On Mon, Mar 20, 2006 at 05:15:15PM -0500, Michael Poole wrote:
> Adam McKenna writes:
> 
> > Since I've explained twice now that the use of "and" or "or" in that 
> > sentence
> > does not matter, and why, I'm going to assume you are deliberately
> > misrepresenting my position in order to try to incense me.  Also, I said 
> > that
> > your interpretation is insane, not that you were personally insane.
> 
> Since MJ and I have explained at least twice now that the use of "or"
> versus "and" in that sentence does matter, and why, I'm going to
> assume you are deliberately ignoring statutory law and license
> construction in order to try to incense us.

As a legal excercise, maybe.  Practically, it does not.  Consider the 
following two statements:

If you don't have permission to make personal copies from the law (say, you
live in a jurisdiction that does not have the concept of fair use), then you
have to obey the license if you want to make personal copies.

If you don't have permission to distribute copies from the law, then you have
to obey the license if you want to distribute copies.
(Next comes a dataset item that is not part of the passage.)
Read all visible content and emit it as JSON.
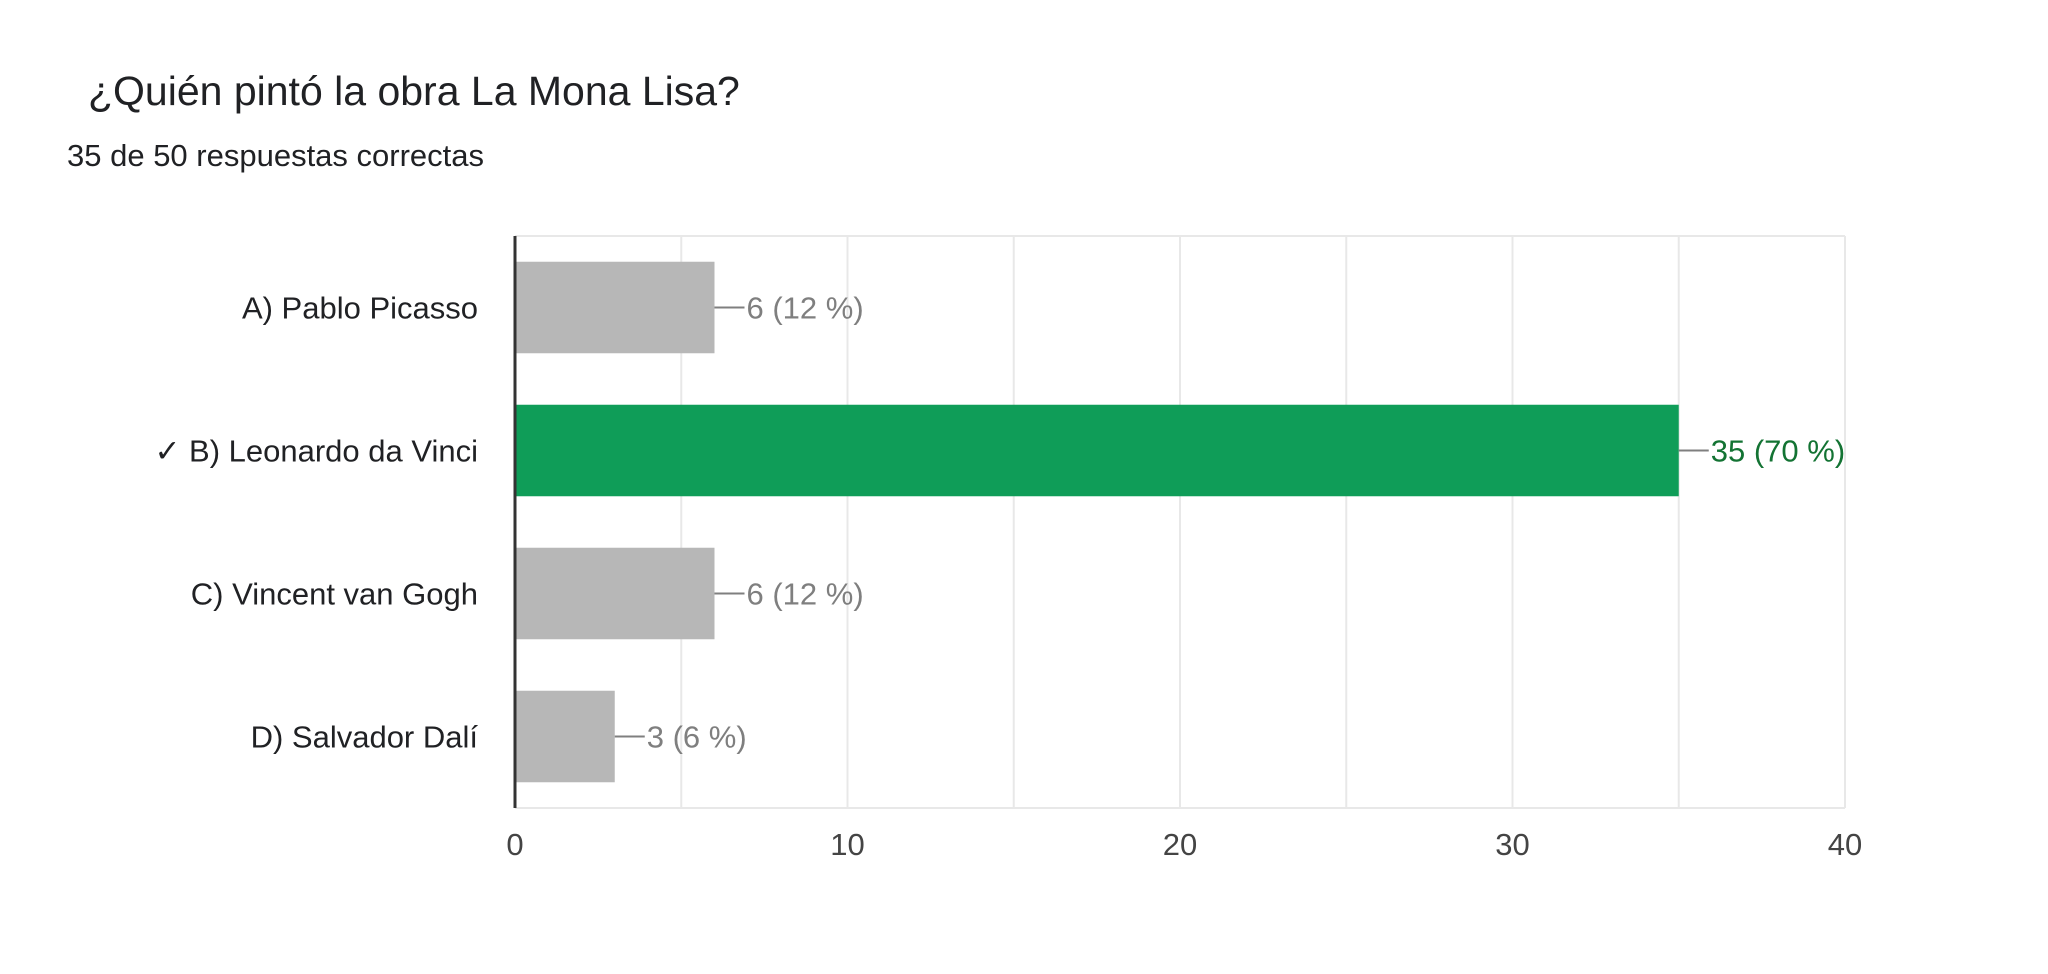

If the license said "make and distribute", then that would eliminate
statement #1.  You could make personal copies without obeying the license.

However, you still comply with the license if you make a personal copy that
is readable only by yourself (mode 0700).  You would not be in violation of
the DRM clause because everyone who has possession of the copy (yourself) is
still able to read the copy and make further copies.

> MJ quoted the EUCD's definition of "technological measure" and you
> have not explained why you think that should be ignored.

I did, in the part of the e-mail you snipped.